Looking at your role as a man
If you've ever been physically violent against a woman, if you've committed sexual assault, if you've hit, pushed, threatened, kicked your spouse or girlfriend, then you have been part of the problem. If you've used emotional blackmail, read a partner's email, followed her to see where she's going, your behaviour has been part of a bigger pattern of men's violence and control over women.
If this happened long ago, admit what you did was wrong and make amends if possible. But if your violent behaviour has any chance of continuing, then you urgently need to get help getting to the root of your problem. Don't wait until it happens again. Please act today.
Many men will never be physically or sexually violent. But let's examine ways we might try to control women:
- Do we dominate conversations?
- Do we put them down?
- Do we limit women's activities (either directly, by saying, 'That's not for women' or indirectly, by making women feel excluded or intimidated)
- Do we always feel we need to be right?
- Do we always want to have the last say?
- Do we find an idea or suggestion more appealing if it comes from a man?

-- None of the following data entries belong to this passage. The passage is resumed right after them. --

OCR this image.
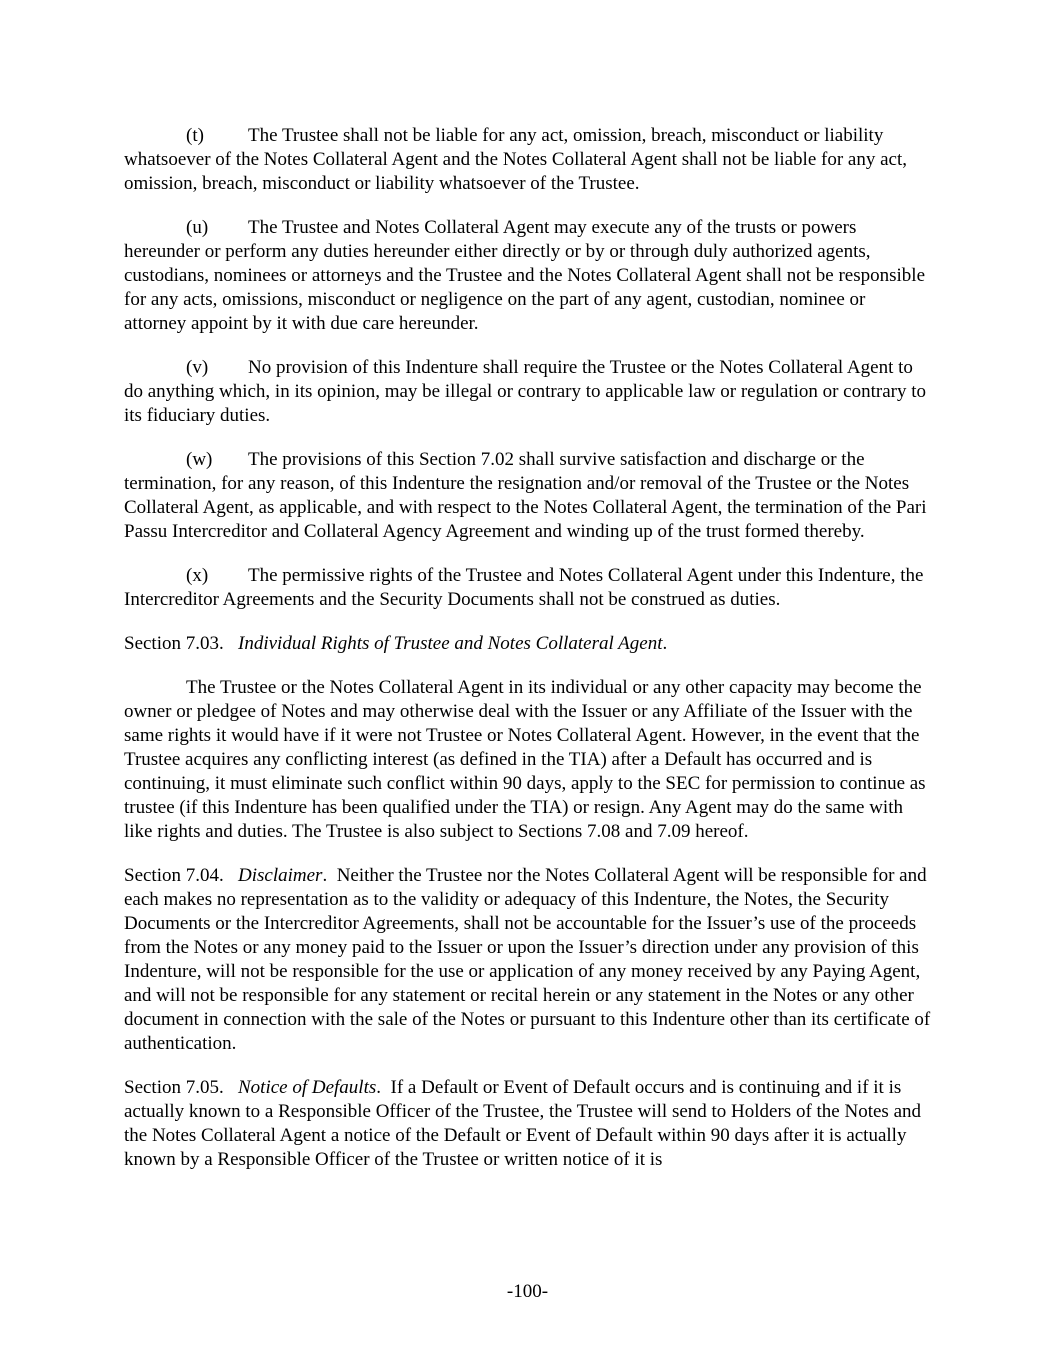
(t) The Trustee shall not be liable for any act, omission, breach, misconduct or liability whatsoever of the Notes Collateral Agent and the Notes Collateral Agent shall not be liable for any act, omission, breach, misconduct or liability whatsoever of the Trustee.

(u) The Trustee and Notes Collateral Agent may execute any of the trusts or powers hereunder or perform any duties hereunder either directly or by or through duly authorized agents, custodians, nominees or attorneys and the Trustee and the Notes Collateral Agent shall not be responsible for any acts, omissions, misconduct or negligence on the part of any agent, custodian, nominee or attorney appoint by it with due care hereunder.

(v) No provision of this Indenture shall require the Trustee or the Notes Collateral Agent to do anything which, in its opinion, may be illegal or contrary to applicable law or regulation or contrary to its fiduciary duties.

(w) The provisions of this Section 7.02 shall survive satisfaction and discharge or the termination, for any reason, of this Indenture the resignation and/or removal of the Trustee or the Notes Collateral Agent, as applicable, and with respect to the Notes Collateral Agent, the termination of the Pari Passu Intercreditor and Collateral Agency Agreement and winding up of the trust formed thereby.

(x) The permissive rights of the Trustee and Notes Collateral Agent under this Indenture, the Intercreditor Agreements and the Security Documents shall not be construed as duties.

Section 7.03. Individual Rights of Trustee and Notes Collateral Agent.

The Trustee or the Notes Collateral Agent in its individual or any other capacity may become the owner or pledgee of Notes and may otherwise deal with the Issuer or any Affiliate of the Issuer with the same rights it would have if it were not Trustee or Notes Collateral Agent. However, in the event that the Trustee acquires any conflicting interest (as defined in the TIA) after a Default has occurred and is continuing, it must eliminate such conflict within 90 days, apply to the SEC for permission to continue as trustee (if this Indenture has been qualified under the TIA) or resign. Any Agent may do the same with like rights and duties. The Trustee is also subject to Sections 7.08 and 7.09 hereof.

Section 7.04. Disclaimer. Neither the Trustee nor the Notes Collateral Agent will be responsible for and each makes no representation as to the validity or adequacy of this Indenture, the Notes, the Security Documents or the Intercreditor Agreements, shall not be accountable for the Issuer’s use of the proceeds from the Notes or any money paid to the Issuer or upon the Issuer’s direction under any provision of this Indenture, will not be responsible for the use or application of any money received by any Paying Agent, and will not be responsible for any statement or recital herein or any statement in the Notes or any other document in connection with the sale of the Notes or pursuant to this Indenture other than its certificate of authentication.

Section 7.05. Notice of Defaults. If a Default or Event of Default occurs and is continuing and if it is actually known to a Responsible Officer of the Trustee, the Trustee will send to Holders of the Notes and the Notes Collateral Agent a notice of the Default or Event of Default within 90 days after it is actually known by a Responsible Officer of the Trustee or written notice of it is

-100-
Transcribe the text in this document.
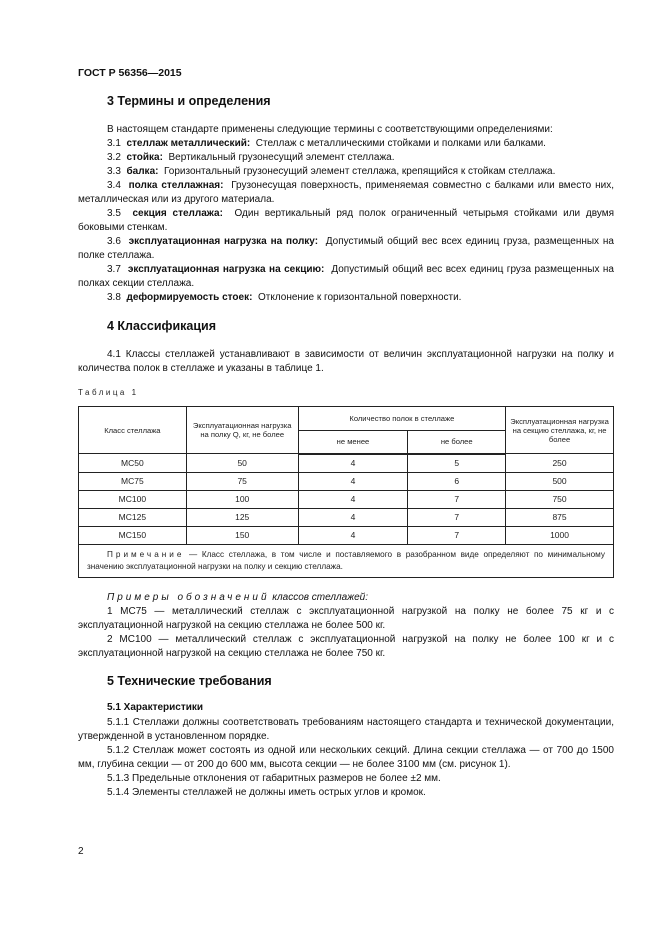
ГОСТ Р 56356—2015
3 Термины и определения

В настоящем стандарте применены следующие термины с соответствующими определениями:

3.1 стеллаж металлический: Стеллаж с металлическими стойками и полками или балками.

3.2 стойка: Вертикальный грузонесущий элемент стеллажа.

3.3 балка: Горизонтальный грузонесущий элемент стеллажа, крепящийся к стойкам стеллажа.

3.4 полка стеллажная: Грузонесущая поверхность, применяемая совместно с балками или вместо них, металлическая или из другого материала.

3.5 секция стеллажа: Один вертикальный ряд полок ограниченный четырьмя стойками или двумя боковыми стенкам.

3.6 эксплуатационная нагрузка на полку: Допустимый общий вес всех единиц груза, размещенных на полке стеллажа.

3.7 эксплуатационная нагрузка на секцию: Допустимый общий вес всех единиц груза размещенных на полках секции стеллажа.

3.8 деформируемость стоек: Отклонение к горизонтальной поверхности.

4 Классификация

4.1 Классы стеллажей устанавливают в зависимости от величин эксплуатационной нагрузки на полку и количества полок в стеллаже и указаны в таблице 1.

Таблица 1
Класс стеллажа	Эксплуатационная нагрузка на полку Q, кг, не более	Количество полок в стеллаже		Эксплуатационная нагрузка на секцию стеллажа, кг, не более
		не менее	не более	
МС50	50	4	5	250
МС75	75	4	6	500
МС100	100	4	7	750
МС125	125	4	7	875
МС150	150	4	7	1000
Примечание — Класс стеллажа, в том числе и поставляемого в разобранном виде определяют по минимальному значению эксплуатационной нагрузки на полку и секцию стеллажа.				

Примеры обозначений классов стеллажей:

1 МС75 — металлический стеллаж с эксплуатационной нагрузкой на полку не более 75 кг и с эксплуатационной нагрузкой на секцию стеллажа не более 500 кг.

2 МС100 — металлический стеллаж с эксплуатационной нагрузкой на полку не более 100 кг и с эксплуатационной нагрузкой на секцию стеллажа не более 750 кг.

5 Технические требования
5.1 Характеристики

5.1.1 Стеллажи должны соответствовать требованиям настоящего стандарта и технической документации, утвержденной в установленном порядке.

5.1.2 Стеллаж может состоять из одной или нескольких секций. Длина секции стеллажа — от 700 до 1500 мм, глубина секции — от 200 до 600 мм, высота секции — не более 3100 мм (см. рисунок 1).

5.1.3 Предельные отклонения от габаритных размеров не более ±2 мм.

5.1.4 Элементы стеллажей не должны иметь острых углов и кромок.

2
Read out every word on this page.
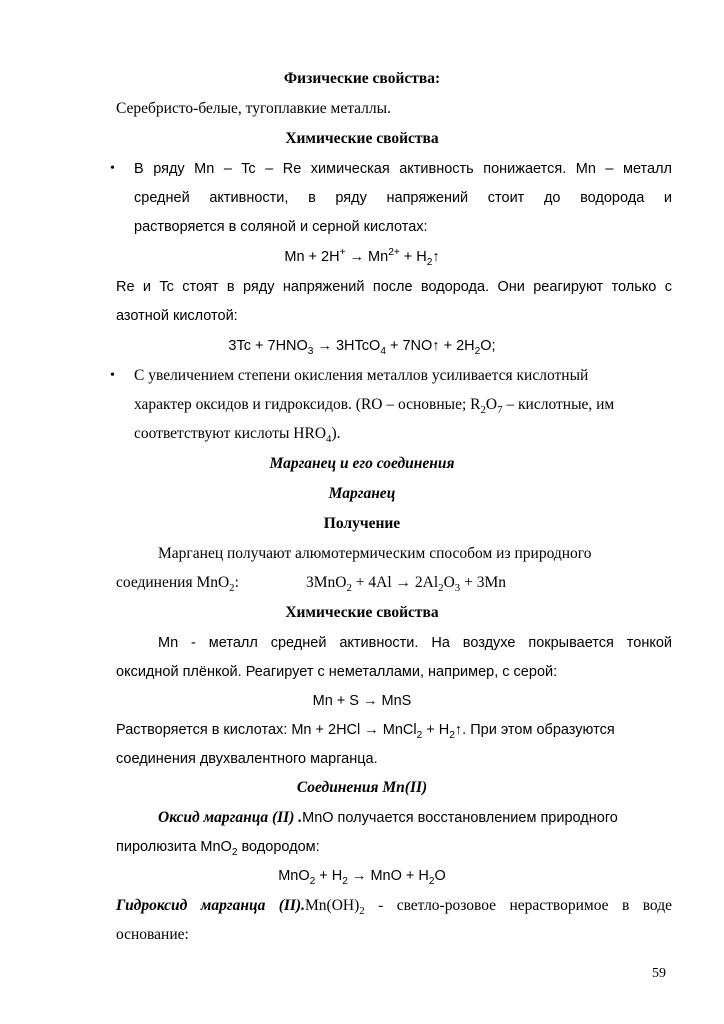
Физические свойства:
Серебристо-белые, тугоплавкие металлы.
Химические свойства
• В ряду Mn – Tc – Re химическая активность понижается. Mn – металл
средней активности, в ряду напряжений стоит до водорода и
растворяется в соляной и серной кислотах:
$Mn + 2H^+ \to Mn^{2+}$ + $H_2↑$
Re и Tc стоят в ряду напряжений после водорода. Они реагируют только с
азотной кислотой:
$3Tc + 7HNO_3$ → 3HTcO$_4$ + 7NO↑ + $2H_2O$;
• С увеличением степени окисления металлов усиливается кислотный
характер оксидов и гидроксидов. (RO – основные; $R_2O_7$ – кислотные, им
соответствуют кислоты $HRO_4$).
Марганец и его соединения
Марганец
Получение
Марганец получают алюмотермическим способом из природного
соединения MnO$_2$:	$3MnO_2 + 4Al \to 2Al_2O_3 + 3Mn$
Химические свойства
Mn - металл средней активности. На воздухе покрывается тонкой
оксидной плёнкой. Реагирует с неметаллами, например, с серой:
Mn + S → MnS
Растворяется в кислотах: Mn + 2HCl → MnCl$_2$ + $H_2↑$. При этом образуются
соединения двухвалентного марганца.
Соединения Mn(II)
Оксид марганца (II) .MnO получается восстановлением природного
пиролюзита MnO$_2$ водородом:
$MnO_2 + H_2$ → MnO + $H_2O$
Гидроксид марганца $(II).Mn(OH)_2$ - светло-розовое нерастворимое в воде
основание:
59
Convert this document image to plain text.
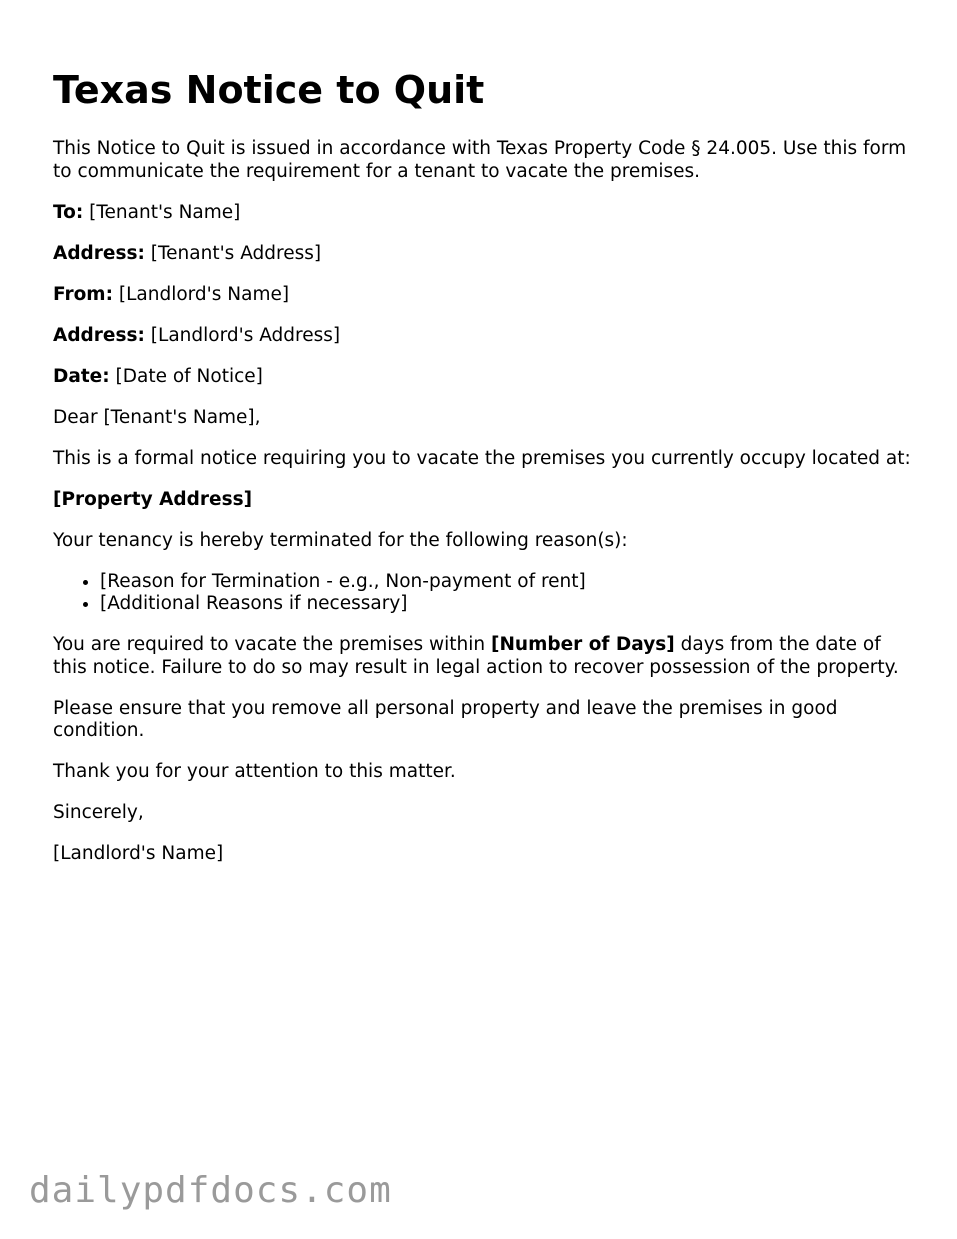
Texas Notice to Quit

This Notice to Quit is issued in accordance with Texas Property Code § 24.005. Use this form to communicate the requirement for a tenant to vacate the premises.

To: [Tenant's Name]

Address: [Tenant's Address]

From: [Landlord's Name]

Address: [Landlord's Address]

Date: [Date of Notice]

Dear [Tenant's Name],

This is a formal notice requiring you to vacate the premises you currently occupy located at:

[Property Address]

Your tenancy is hereby terminated for the following reason(s):

• [Reason for Termination - e.g., Non-payment of rent]
• [Additional Reasons if necessary]

You are required to vacate the premises within [Number of Days] days from the date of this notice. Failure to do so may result in legal action to recover possession of the property.

Please ensure that you remove all personal property and leave the premises in good condition.

Thank you for your attention to this matter.

Sincerely,

[Landlord's Name]

dailypdfdocs.com
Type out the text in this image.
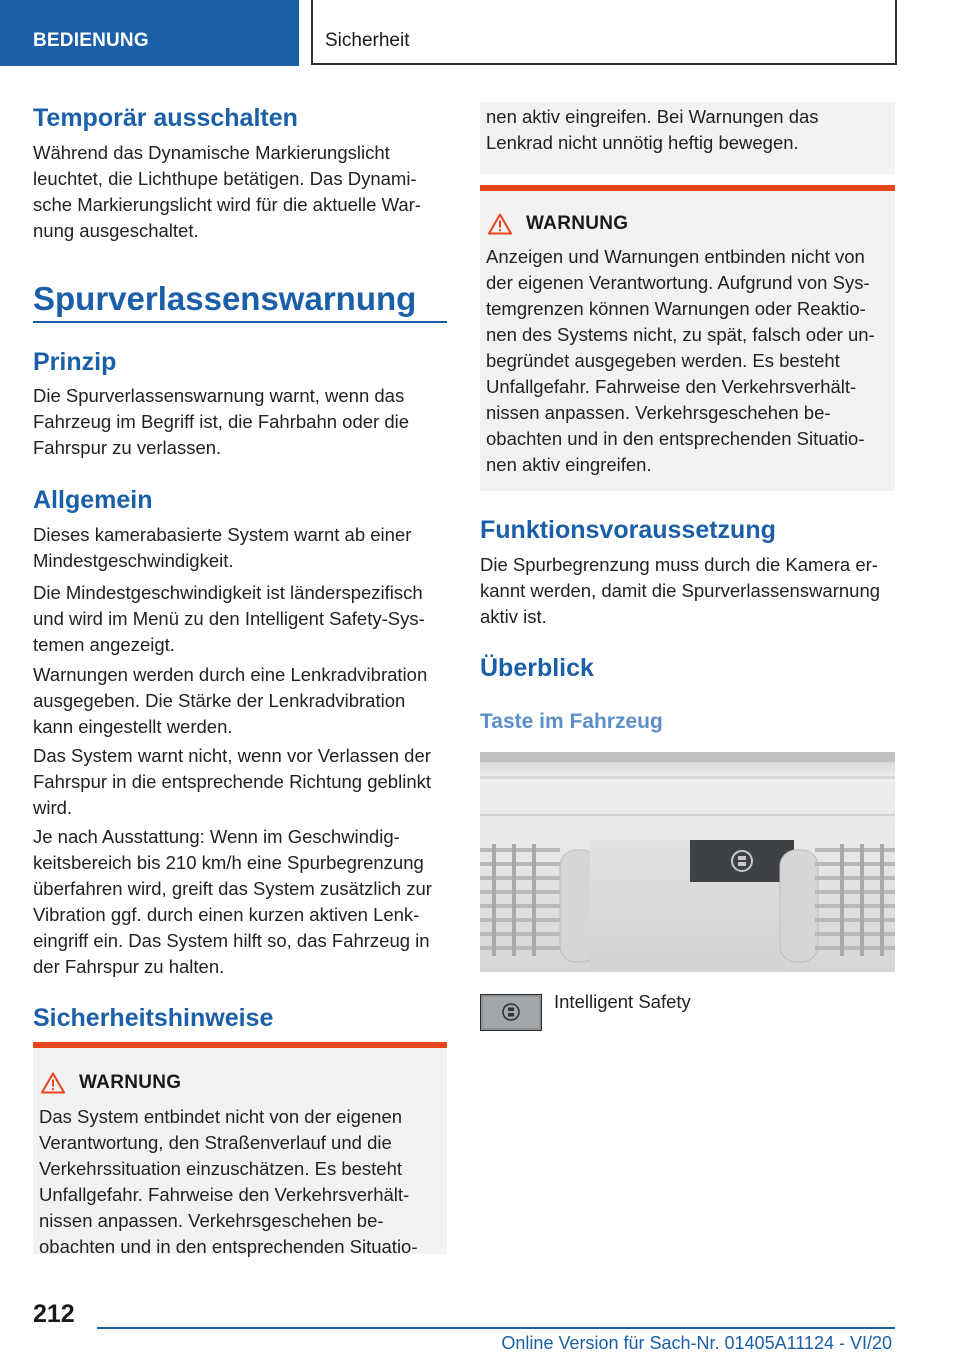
BEDIENUNG	Sicherheit
Temporär ausschalten

Während das Dynamische Markierungslicht

leuchtet, die Lichthupe betätigen. Das Dynami-

sche Markierungslicht wird für die aktuelle War-

nung ausgeschaltet.

Spurverlassenswarnung
Prinzip

Die Spurverlassenswarnung warnt, wenn das

Fahrzeug im Begriff ist, die Fahrbahn oder die

Fahrspur zu verlassen.

Allgemein

Dieses kamerabasierte System warnt ab einer

Mindestgeschwindigkeit.

Die Mindestgeschwindigkeit ist länderspezifisch

und wird im Menü zu den Intelligent Safety-Sys-

temen angezeigt.

Warnungen werden durch eine Lenkradvibration

ausgegeben. Die Stärke der Lenkradvibration

kann eingestellt werden.

Das System warnt nicht, wenn vor Verlassen der

Fahrspur in die entsprechende Richtung geblinkt

wird.

Je nach Ausstattung: Wenn im Geschwindig-

keitsbereich bis 210 km/h eine Spurbegrenzung

überfahren wird, greift das System zusätzlich zur

Vibration ggf. durch einen kurzen aktiven Lenk-

eingriff ein. Das System hilft so, das Fahrzeug in

der Fahrspur zu halten.

Sicherheitshinweise
WARNUNG

Das System entbindet nicht von der eigenen

Verantwortung, den Straßenverlauf und die

Verkehrssituation einzuschätzen. Es besteht

Unfallgefahr. Fahrweise den Verkehrsverhält-

nissen anpassen. Verkehrsgeschehen be-

obachten und in den entsprechenden Situatio-

nen aktiv eingreifen. Bei Warnungen das

Lenkrad nicht unnötig heftig bewegen.

WARNUNG

Anzeigen und Warnungen entbinden nicht von

der eigenen Verantwortung. Aufgrund von Sys-

temgrenzen können Warnungen oder Reaktio-

nen des Systems nicht, zu spät, falsch oder un-

begründet ausgegeben werden. Es besteht

Unfallgefahr. Fahrweise den Verkehrsverhält-

nissen anpassen. Verkehrsgeschehen be-

obachten und in den entsprechenden Situatio-

nen aktiv eingreifen.

Funktionsvoraussetzung

Die Spurbegrenzung muss durch die Kamera er-

kannt werden, damit die Spurverlassenswarnung

aktiv ist.

Überblick
Taste im Fahrzeug

Intelligent Safety

212
Online Version für Sach-Nr. 01405A11124 - VI/20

As men, we might like to think of ourselves as treating women equally. But research has shown time and time again we don't. For men, at least a lot of the time, the answer to all of the questions above is 'yes'.
Whether or not you've ever been violent, all men must take responsibility for ending all forms of violence, because all men — in big ways and small — do things that perpetuate a situation of unequal power between men and women.